Mom has been gone for three years. Dad has been gone for 11. This year’s table will hold one less as well, with the untimely passing of my nephew-in-law. He leaves behind a wife (my niece) and three daughters. When all my family is present, the table seats around 45.

This year’s Thanksgiving table will seat three: my husband, my daughter and myself.

Don’t get me wrong. I want the big gathering, but I don’t want it this year. This is the year we stay cozy inside, assembling smaller versions of Thanksgiving, teaching ourselves discipline in the face of crisis. This isn’t the year to buck the admonitions and throw caution to the wind. In normal years that aren’t 2020, I’d tell you to do what you want, that it’s your choice. But this year isn’t that year, not this one.

My ire rises sharply when I hear phrases that tell me to “just pray harder” or “your faith must be stronger” in the face of an illness so severe it’s taken upward of 250,000 people since last winter. I want to shout back, “Have those that died not prayed hard enough? Or was their faith too weak?” And then I let the breath out of my lungs as I seek to regain my composure, allowing those words to float up into the ether.

I am a rebel in the face of someone telling me what I should or shouldn’t do, but not now, not this. I rejoice for those who have lived through the virus. I mourn for those who haven’t, those physically present souls we could reach out and touch until we couldn’t.

This year the wax turkey will sit on my kitchen table. We will rise and make strong coffee, hopefully dipping cream sticks someone remembered to buy.

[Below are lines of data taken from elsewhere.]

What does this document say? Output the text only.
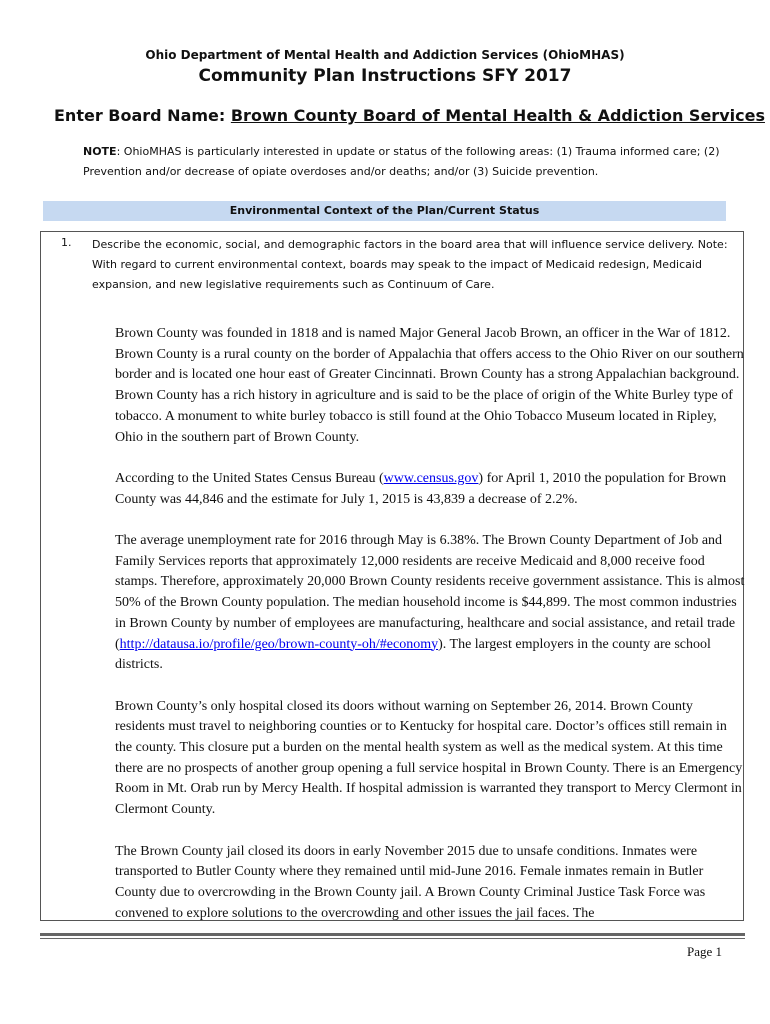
Ohio Department of Mental Health and Addiction Services (OhioMHAS)
Community Plan Instructions SFY 2017
Enter Board Name: Brown County Board of Mental Health & Addiction Services
NOTE: OhioMHAS is particularly interested in update or status of the following areas: (1) Trauma informed care; (2) Prevention and/or decrease of opiate overdoses and/or deaths; and/or (3) Suicide prevention.
Environmental Context of the Plan/Current Status
1. Describe the economic, social, and demographic factors in the board area that will influence service delivery. Note: With regard to current environmental context, boards may speak to the impact of Medicaid redesign, Medicaid expansion, and new legislative requirements such as Continuum of Care.

Brown County was founded in 1818 and is named Major General Jacob Brown, an officer in the War of 1812. Brown County is a rural county on the border of Appalachia that offers access to the Ohio River on our southern border and is located one hour east of Greater Cincinnati. Brown County has a strong Appalachian background. Brown County has a rich history in agriculture and is said to be the place of origin of the White Burley type of tobacco. A monument to white burley tobacco is still found at the Ohio Tobacco Museum located in Ripley, Ohio in the southern part of Brown County.

According to the United States Census Bureau (www.census.gov) for April 1, 2010 the population for Brown County was 44,846 and the estimate for July 1, 2015 is 43,839 a decrease of 2.2%.

The average unemployment rate for 2016 through May is 6.38%. The Brown County Department of Job and Family Services reports that approximately 12,000 residents are receive Medicaid and 8,000 receive food stamps. Therefore, approximately 20,000 Brown County residents receive government assistance. This is almost 50% of the Brown County population. The median household income is $44,899. The most common industries in Brown County by number of employees are manufacturing, healthcare and social assistance, and retail trade (http://datausa.io/profile/geo/brown-county-oh/#economy). The largest employers in the county are school districts.

Brown County’s only hospital closed its doors without warning on September 26, 2014. Brown County residents must travel to neighboring counties or to Kentucky for hospital care. Doctor’s offices still remain in the county. This closure put a burden on the mental health system as well as the medical system. At this time there are no prospects of another group opening a full service hospital in Brown County. There is an Emergency Room in Mt. Orab run by Mercy Health. If hospital admission is warranted they transport to Mercy Clermont in Clermont County.

The Brown County jail closed its doors in early November 2015 due to unsafe conditions. Inmates were transported to Butler County where they remained until mid-June 2016. Female inmates remain in Butler County due to overcrowding in the Brown County jail. A Brown County Criminal Justice Task Force was convened to explore solutions to the overcrowding and other issues the jail faces. The

Page 1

I’ll turn on Macy’s Thanksgiving Day Parade, a yearly tradition that will look very different without spectators. I’ll make grandma Sundheimer’s pumpkin pies and roast a small, boneless turkey. The mashed potatoes will be creamy and rich, and I’ll attempt the dressing in hopes it’ll be as good as my sister makes it. We will watch movies together and FaceTime our other children who are in their homes in other states.

Most of all, I will miss my family and the loud, boisterous reverberations we make, wherever we are. I want to make sure every dear face is present when the coast is finally clear. Because having faith over fear means nothing if we’re not wise.